As for herbs, the form is often unknown, making it impossible to gauge effectiveness. With ginkgo, for example, potential benefits have been seen in extracts standardized to contain a certain percentage of active ingredients. If the ginkgo in a drink is not of this kind - you typically can't tell from the label - it will be ineffective no matter how much is added.
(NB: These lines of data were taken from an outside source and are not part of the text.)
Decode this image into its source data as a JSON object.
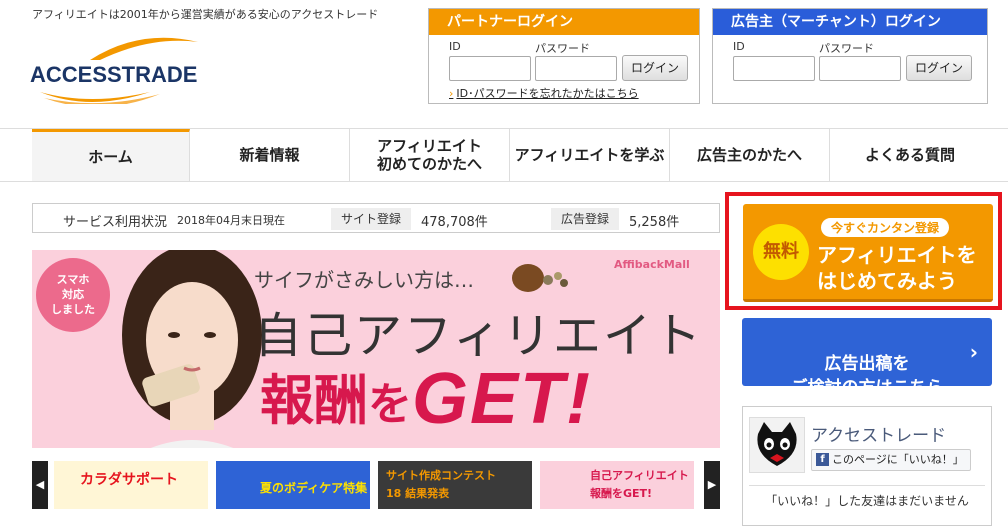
{
  "header": {
    "tagline": "アフィリエイトは2001年から運営実績がある安心のアクセストレード",
    "logo_text": "ACCESSTRADE"
  },
  "partner_login": {
    "title": "パートナーログイン",
    "id_label": "ID",
    "password_label": "パスワード",
    "button": "ログイン",
    "forgot_link": "ID･パスワードを忘れたかたはこちら"
  },
  "advertiser_login": {
    "title": "広告主（マーチャント）ログイン",
    "id_label": "ID",
    "password_label": "パスワード",
    "button": "ログイン"
  },
  "nav": {
    "items": [
      {
        "label": "ホーム",
        "active": true
      },
      {
        "label": "新着情報"
      },
      {
        "label": "アフィリエイト\n初めてのかたへ"
      },
      {
        "label": "アフィリエイトを学ぶ"
      },
      {
        "label": "広告主のかたへ"
      },
      {
        "label": "よくある質問"
      }
    ]
  },
  "status": {
    "title": "サービス利用状況",
    "date": "2018年04月末日現在",
    "sites_label": "サイト登録",
    "sites_value": "478,708件",
    "ads_label": "広告登録",
    "ads_value": "5,258件"
  },
  "hero": {
    "badge": "スマホ\n対応\nしました",
    "subtitle": "サイフがさみしい方は…",
    "brand": "AffibackMall",
    "title": "自己アフィリエイト",
    "get_1": "報酬",
    "get_2": "を",
    "get_3": "GET!"
  },
  "thumbnails": [
    {
      "label": "カラダサポート",
      "bg": "#fff6d6",
      "color": "#e6141e"
    },
    {
      "label": "夏のボディケア特集",
      "bg": "#2e63d6",
      "color": "#fde000"
    },
    {
      "label": "サイト作成コンテスト18 結果発表",
      "bg": "#3a3a3a",
      "color": "#f39800"
    },
    {
      "label": "自己アフィリエイト 報酬をGET!",
      "bg": "#fbd0dc",
      "color": "#d7184d"
    }
  ],
  "carousel": {
    "prev_icon": "◀",
    "next_icon": "▶"
  },
  "cta": {
    "free": "無料",
    "pill": "今すぐカンタン登録",
    "main": "アフィリエイトを\nはじめてみよう"
  },
  "advertiser_cta": {
    "text": "広告出稿を\nご検討の方はこちら",
    "chevron": "›"
  },
  "facebook": {
    "name": "アクセストレード",
    "like": "このページに「いいね！」",
    "fb_letter": "f",
    "friends": "「いいね！」した友達はまだいません"
  }
}
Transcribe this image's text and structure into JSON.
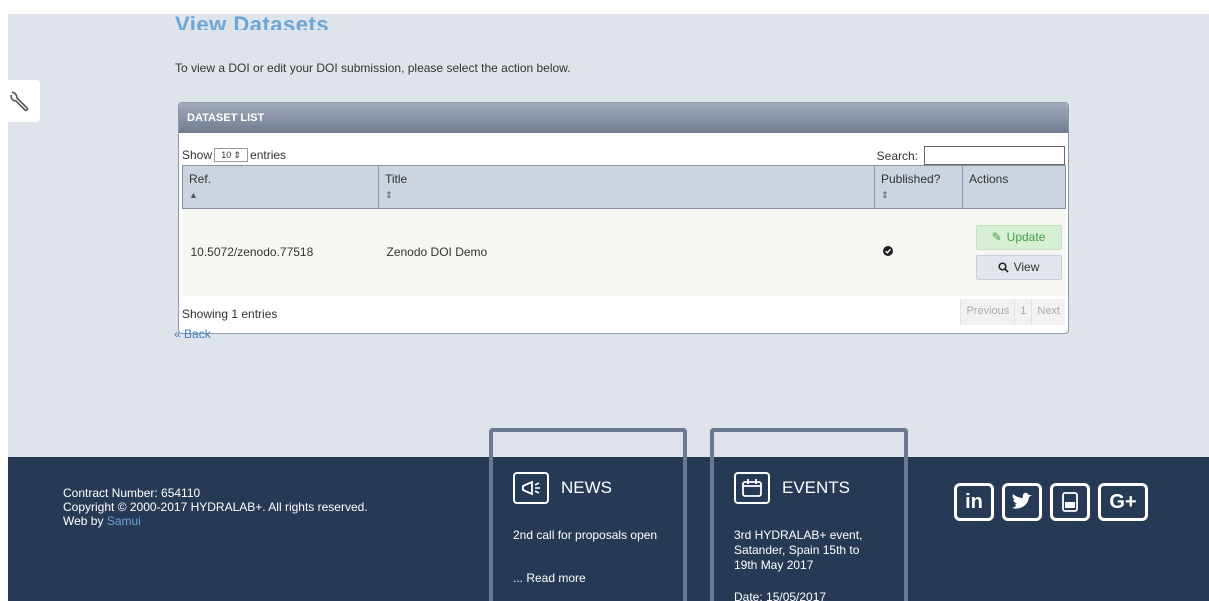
{
  "page": {
    "title": "View Datasets",
    "intro": "To view a DOI or edit your DOI submission, please select the action below."
  },
  "panel": {
    "title": "DATASET LIST",
    "show_label": "Show",
    "entries_label": "entries",
    "length_value": "10",
    "search_label": "Search:",
    "search_value": ""
  },
  "table": {
    "columns": [
      "Ref.",
      "Title",
      "Published?",
      "Actions"
    ],
    "rows": [
      {
        "ref": "10.5072/zenodo.77518",
        "title": "Zenodo DOI Demo",
        "published": true,
        "update_label": "Update",
        "view_label": "View"
      }
    ]
  },
  "info": "Showing 1 entries",
  "pagination": {
    "previous": "Previous",
    "current": "1",
    "next": "Next"
  },
  "back": "Back",
  "footer": {
    "contract": "Contract Number: 654110",
    "copyright": "Copyright © 2000-2017 HYDRALAB+. All rights reserved.",
    "web_by_prefix": "Web by",
    "web_by_link": "Samui",
    "news": {
      "title": "NEWS",
      "text": "2nd call for proposals open",
      "more": "... Read more"
    },
    "events": {
      "title": "EVENTS",
      "text": "3rd HYDRALAB+ event, Satander, Spain 15th to 19th May 2017",
      "date": "Date: 15/05/2017"
    },
    "social": [
      "in",
      "G+"
    ]
  },
  "colors": {
    "page_bg": "#dfe3ea",
    "footer_bg": "#263a55",
    "title_blue": "#6aa6d6",
    "update_green": "#3ea04a"
  },
  "icons": {
    "tool": "wrench-icon",
    "update": "pencil-icon",
    "view": "search-icon",
    "published": "check-circle-icon",
    "news": "megaphone-icon",
    "events": "calendar-icon",
    "social": [
      "linkedin-icon",
      "twitter-icon",
      "youtube-icon",
      "google-plus-icon"
    ]
  }
}
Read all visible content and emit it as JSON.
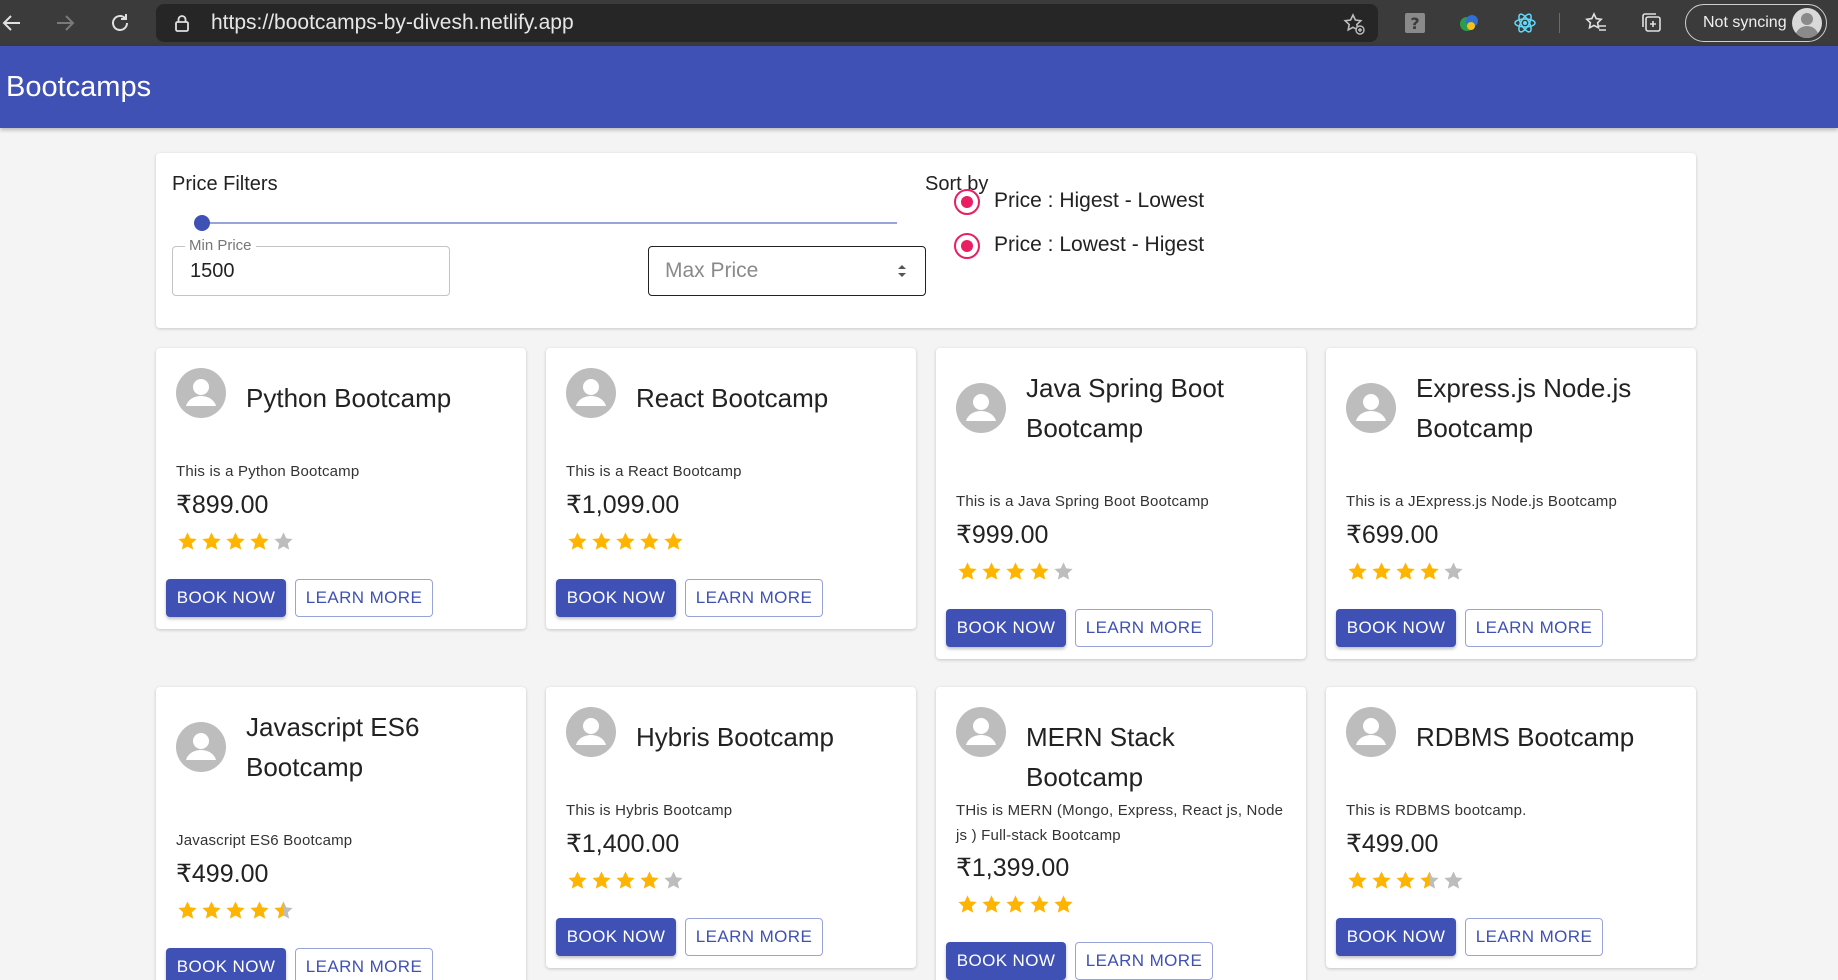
{
  "browser": {
    "url": "https://bootcamps-by-divesh.netlify.app",
    "sync_label": "Not syncing"
  },
  "app": {
    "title": "Bootcamps"
  },
  "filters": {
    "title": "Price Filters",
    "slider_value_fraction": 0.0,
    "min_price_label": "Min Price",
    "min_price_value": "1500",
    "max_price_placeholder": "Max Price",
    "sort_title": "Sort by",
    "sort_options": [
      {
        "label": "Price : Higest - Lowest",
        "selected": true
      },
      {
        "label": "Price : Lowest - Higest",
        "selected": true
      }
    ]
  },
  "accent_color": "#3f51b5",
  "radio_color": "#e91e63",
  "star_color": "#ffb400",
  "buttons": {
    "book": "BOOK NOW",
    "learn": "LEARN MORE"
  },
  "bootcamps": [
    {
      "title": "Python Bootcamp",
      "description": "This is a Python Bootcamp",
      "price": "₹899.00",
      "rating": 4
    },
    {
      "title": "React Bootcamp",
      "description": "This is a React Bootcamp",
      "price": "₹1,099.00",
      "rating": 5
    },
    {
      "title": "Java Spring Boot Bootcamp",
      "description": "This is a Java Spring Boot Bootcamp",
      "price": "₹999.00",
      "rating": 4
    },
    {
      "title": "Express.js Node.js Bootcamp",
      "description": "This is a JExpress.js Node.js Bootcamp",
      "price": "₹699.00",
      "rating": 4
    },
    {
      "title": "Javascript ES6 Bootcamp",
      "description": "Javascript ES6 Bootcamp",
      "price": "₹499.00",
      "rating": 4.5
    },
    {
      "title": "Hybris Bootcamp",
      "description": "This is Hybris Bootcamp",
      "price": "₹1,400.00",
      "rating": 4
    },
    {
      "title": "MERN Stack Bootcamp",
      "description": "THis is MERN (Mongo, Express, React js, Node js ) Full-stack Bootcamp",
      "price": "₹1,399.00",
      "rating": 5
    },
    {
      "title": "RDBMS Bootcamp",
      "description": "This is RDBMS bootcamp.",
      "price": "₹499.00",
      "rating": 3.5
    }
  ]
}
Vitamins, minerals, herbs and other dietary supplements are potentially powerful medicines. They should be taken as needed, and only with the appropriate research and guidance. If you think you may get a benefit from echinacea, ginkgo, ginseng or glucosamine (used to treat osteoarthritis of the knee), explore buying them as supplements. That is the best way to get the right dose in a form your body can easily use.
To sum up, the best you can expect from any fortified drink is that it will quench your thirst - but so will water.